不可溶界面活性劑之流體模擬數值方法

Abstract

本論文之主要目的在於發展一個簡易且精確的數值方法，來處理含有不可溶界面活性劑的界面流問題。長久以來，界面流問題的數值模擬已經成為了解各種相關流體之現象的熱門管道。在這個論文中，我們先介紹一個有關界面流問題(包含moving contact line problems)的數學模型，並且提出一種immersed boundary method來處理二維流體中帶有不可溶界面活性劑之界面的數值模擬。這個數學模型可以寫成一般常見的immersed boundary method的公式，包含Eulerian座標系下的流體方程式以及建立在Lagrangian座標系中有關界面的變數，而這兩個座標系之間各個變數的轉換，則是藉由Dirac delta function來連結。界面上的作用力主要依靠表面張力的影響，而界面上的表面張力則隨著界面活性劑的分佈而有所不同。對於moving contact line problems，我們必需在contact line附近額外提供一個unbalanced Young force來趨動界面。利用Lagrangian markers來追蹤界面，我們可以導出一個簡單的界面活性劑方程。整個數值方法主要可分為幾個部分，首先計算界面所提供給流體的力量，再利用投影法算出流體的速度並內插求得界面移動的速度；算出新的界面位置之後，在界面的切線方向引入人工的速度場以達到界面上網格的均勻分佈；此間，界面活性劑方程也會受到這個人工切線速度的影響，所以活性劑方程需要做一些調整，而活性劑在界面上的濃度則經由這個調整過後的方程式來決定。在研究界面活性劑影響界面流問的過程中，最重要的一個關鍵在於保持界面活性劑的不可溶特性，而本論文主要的貢獻在於提出一個新的對稱的數值離散方法，來處理界面活性劑方程式，基於這個方法，活性劑在數值模擬過程中可以完全的被保持住。在數值結果方面，包括剪切流中水泡的形變及附著在固態物質上液滴等。本論文提出的數值方法可以有效的處理有表面活性劑的moving contact line problems。

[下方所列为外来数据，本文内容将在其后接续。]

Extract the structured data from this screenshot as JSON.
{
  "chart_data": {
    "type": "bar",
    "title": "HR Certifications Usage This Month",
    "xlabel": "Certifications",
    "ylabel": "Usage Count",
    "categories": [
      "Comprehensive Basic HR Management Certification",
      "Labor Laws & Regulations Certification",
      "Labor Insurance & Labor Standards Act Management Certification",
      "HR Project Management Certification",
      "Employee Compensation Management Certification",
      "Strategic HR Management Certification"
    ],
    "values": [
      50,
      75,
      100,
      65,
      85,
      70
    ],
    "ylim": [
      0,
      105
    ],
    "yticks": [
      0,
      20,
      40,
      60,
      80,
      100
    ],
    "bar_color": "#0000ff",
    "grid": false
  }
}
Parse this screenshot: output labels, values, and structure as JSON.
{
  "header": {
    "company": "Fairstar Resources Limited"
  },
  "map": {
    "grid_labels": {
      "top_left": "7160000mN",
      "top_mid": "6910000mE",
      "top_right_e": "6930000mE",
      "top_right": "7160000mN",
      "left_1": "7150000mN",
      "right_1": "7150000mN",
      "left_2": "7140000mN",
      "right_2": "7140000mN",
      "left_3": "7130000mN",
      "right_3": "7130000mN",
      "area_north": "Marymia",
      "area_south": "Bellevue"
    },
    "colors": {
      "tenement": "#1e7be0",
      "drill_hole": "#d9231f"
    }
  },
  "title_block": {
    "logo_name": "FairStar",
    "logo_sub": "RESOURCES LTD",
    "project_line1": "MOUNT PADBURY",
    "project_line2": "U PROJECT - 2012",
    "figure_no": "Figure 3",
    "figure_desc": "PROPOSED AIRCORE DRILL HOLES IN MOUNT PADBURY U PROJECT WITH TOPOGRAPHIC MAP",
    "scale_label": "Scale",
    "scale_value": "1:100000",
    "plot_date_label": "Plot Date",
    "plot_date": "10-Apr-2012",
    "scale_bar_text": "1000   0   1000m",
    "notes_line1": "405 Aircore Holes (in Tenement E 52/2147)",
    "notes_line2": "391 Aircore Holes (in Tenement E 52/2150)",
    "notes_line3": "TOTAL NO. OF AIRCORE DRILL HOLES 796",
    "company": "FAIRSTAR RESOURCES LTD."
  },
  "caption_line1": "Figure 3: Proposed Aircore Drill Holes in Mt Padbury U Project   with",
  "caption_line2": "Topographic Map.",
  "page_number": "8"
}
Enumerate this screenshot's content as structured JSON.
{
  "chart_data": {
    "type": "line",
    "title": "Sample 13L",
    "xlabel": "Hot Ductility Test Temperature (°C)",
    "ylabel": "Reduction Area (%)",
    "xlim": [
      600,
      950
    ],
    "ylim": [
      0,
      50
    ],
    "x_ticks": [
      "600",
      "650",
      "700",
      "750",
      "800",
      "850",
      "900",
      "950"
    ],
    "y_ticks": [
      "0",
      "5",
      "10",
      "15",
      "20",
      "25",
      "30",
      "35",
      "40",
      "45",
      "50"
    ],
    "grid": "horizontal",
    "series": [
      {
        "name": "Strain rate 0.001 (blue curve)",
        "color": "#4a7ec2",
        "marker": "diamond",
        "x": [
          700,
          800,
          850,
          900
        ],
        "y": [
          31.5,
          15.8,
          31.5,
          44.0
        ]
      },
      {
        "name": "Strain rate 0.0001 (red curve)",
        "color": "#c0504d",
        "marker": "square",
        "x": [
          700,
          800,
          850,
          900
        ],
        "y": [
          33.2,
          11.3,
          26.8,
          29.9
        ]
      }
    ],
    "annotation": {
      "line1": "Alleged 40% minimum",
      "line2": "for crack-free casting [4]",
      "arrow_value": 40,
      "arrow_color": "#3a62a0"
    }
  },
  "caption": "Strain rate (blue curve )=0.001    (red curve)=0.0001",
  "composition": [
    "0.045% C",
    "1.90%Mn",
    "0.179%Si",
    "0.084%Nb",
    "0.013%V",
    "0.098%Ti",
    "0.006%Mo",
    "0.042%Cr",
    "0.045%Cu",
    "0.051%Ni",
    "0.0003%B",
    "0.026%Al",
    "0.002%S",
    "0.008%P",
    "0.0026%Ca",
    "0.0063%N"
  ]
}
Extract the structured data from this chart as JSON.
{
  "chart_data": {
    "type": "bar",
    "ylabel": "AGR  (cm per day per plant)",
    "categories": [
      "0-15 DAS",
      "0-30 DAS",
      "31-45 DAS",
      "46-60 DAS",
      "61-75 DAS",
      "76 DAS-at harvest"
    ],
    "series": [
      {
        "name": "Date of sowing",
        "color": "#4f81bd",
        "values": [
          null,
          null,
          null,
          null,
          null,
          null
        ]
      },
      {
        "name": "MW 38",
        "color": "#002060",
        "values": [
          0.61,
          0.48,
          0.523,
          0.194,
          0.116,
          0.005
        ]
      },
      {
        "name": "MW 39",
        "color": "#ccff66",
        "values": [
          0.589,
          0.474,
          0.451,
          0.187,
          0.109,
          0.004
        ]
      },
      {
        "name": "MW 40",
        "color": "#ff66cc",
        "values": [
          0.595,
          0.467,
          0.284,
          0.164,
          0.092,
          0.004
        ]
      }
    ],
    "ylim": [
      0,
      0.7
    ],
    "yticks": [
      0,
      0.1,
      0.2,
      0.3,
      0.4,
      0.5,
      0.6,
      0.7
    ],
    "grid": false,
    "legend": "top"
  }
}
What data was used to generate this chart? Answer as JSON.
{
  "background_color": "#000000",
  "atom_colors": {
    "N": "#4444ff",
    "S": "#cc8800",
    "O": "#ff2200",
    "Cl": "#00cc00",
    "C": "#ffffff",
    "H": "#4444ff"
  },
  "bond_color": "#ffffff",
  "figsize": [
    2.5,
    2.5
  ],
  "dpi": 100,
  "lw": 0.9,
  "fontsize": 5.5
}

Numerical simulations of the interfacial flows have been a popular way to study a variety of fluid-world phenomena for a long time. In this dissertation, a mathematical model for interfacial flow problems (including the moving contact line problems) is demonstrated and an immersed boundary method is proposed for the simulation of two-dimensional fluid interfaces with insoluble surfactant. The governing equations are written in a usual immersed boundary formulation where a mixture of Eulerian flow and Lagrangian interfacial variables are used and the linkage between these two set of variables is provided by the Dirac delta function. The immersed boundary force comes from the surface tension which is affected by the distribution of surfactant along the interface. In particular, the unbalanced Young force should be applied in the moving contact line problems to derive the interface movement near moving contact lines. By tracking the interface in the Lagrangian manner, a simplified surfactant transport equation is derived. The numerical method involves solving the Navier-Stokes equations on a staggered grid by a semi-implicit pressure increment projection method where the immersed interfacial forces are calculated at the beginning of each time step. Once the velocity field and interfacial configurations are obtained, an equi-distributed technique of the Lagrangian markers is applied to force the markers to reach a uniform distribution in physical space. Meantime, the surfactant transport equation should be modified due to the effect of the tangential velocity arising from the equi-distributed process. Then the surfactant concentration is updated using the modified transport equation. The essential purpose of this dissertation is to study the effects of insoluble surfactants in the interfacial flow problems. Since it is important to maintain the insolubility of the surfactant concentration, the main contribution of this work is to propose a new symmetric discretization for the surfactant concentration equation such that the total mass of surfactant is conserved numerically. In numerical experiments, a bubble rises in a gravitational field, a vesicle deforms in a shear flow, and a hydrophilic or hydrophobic drop adheres to a solid substrate, are typical examples to observe the effects of the surfactant. To our best knowledge, the numerical method we propose here provides a wonderful chance to simulate moving contact line problems with insoluble surfactant.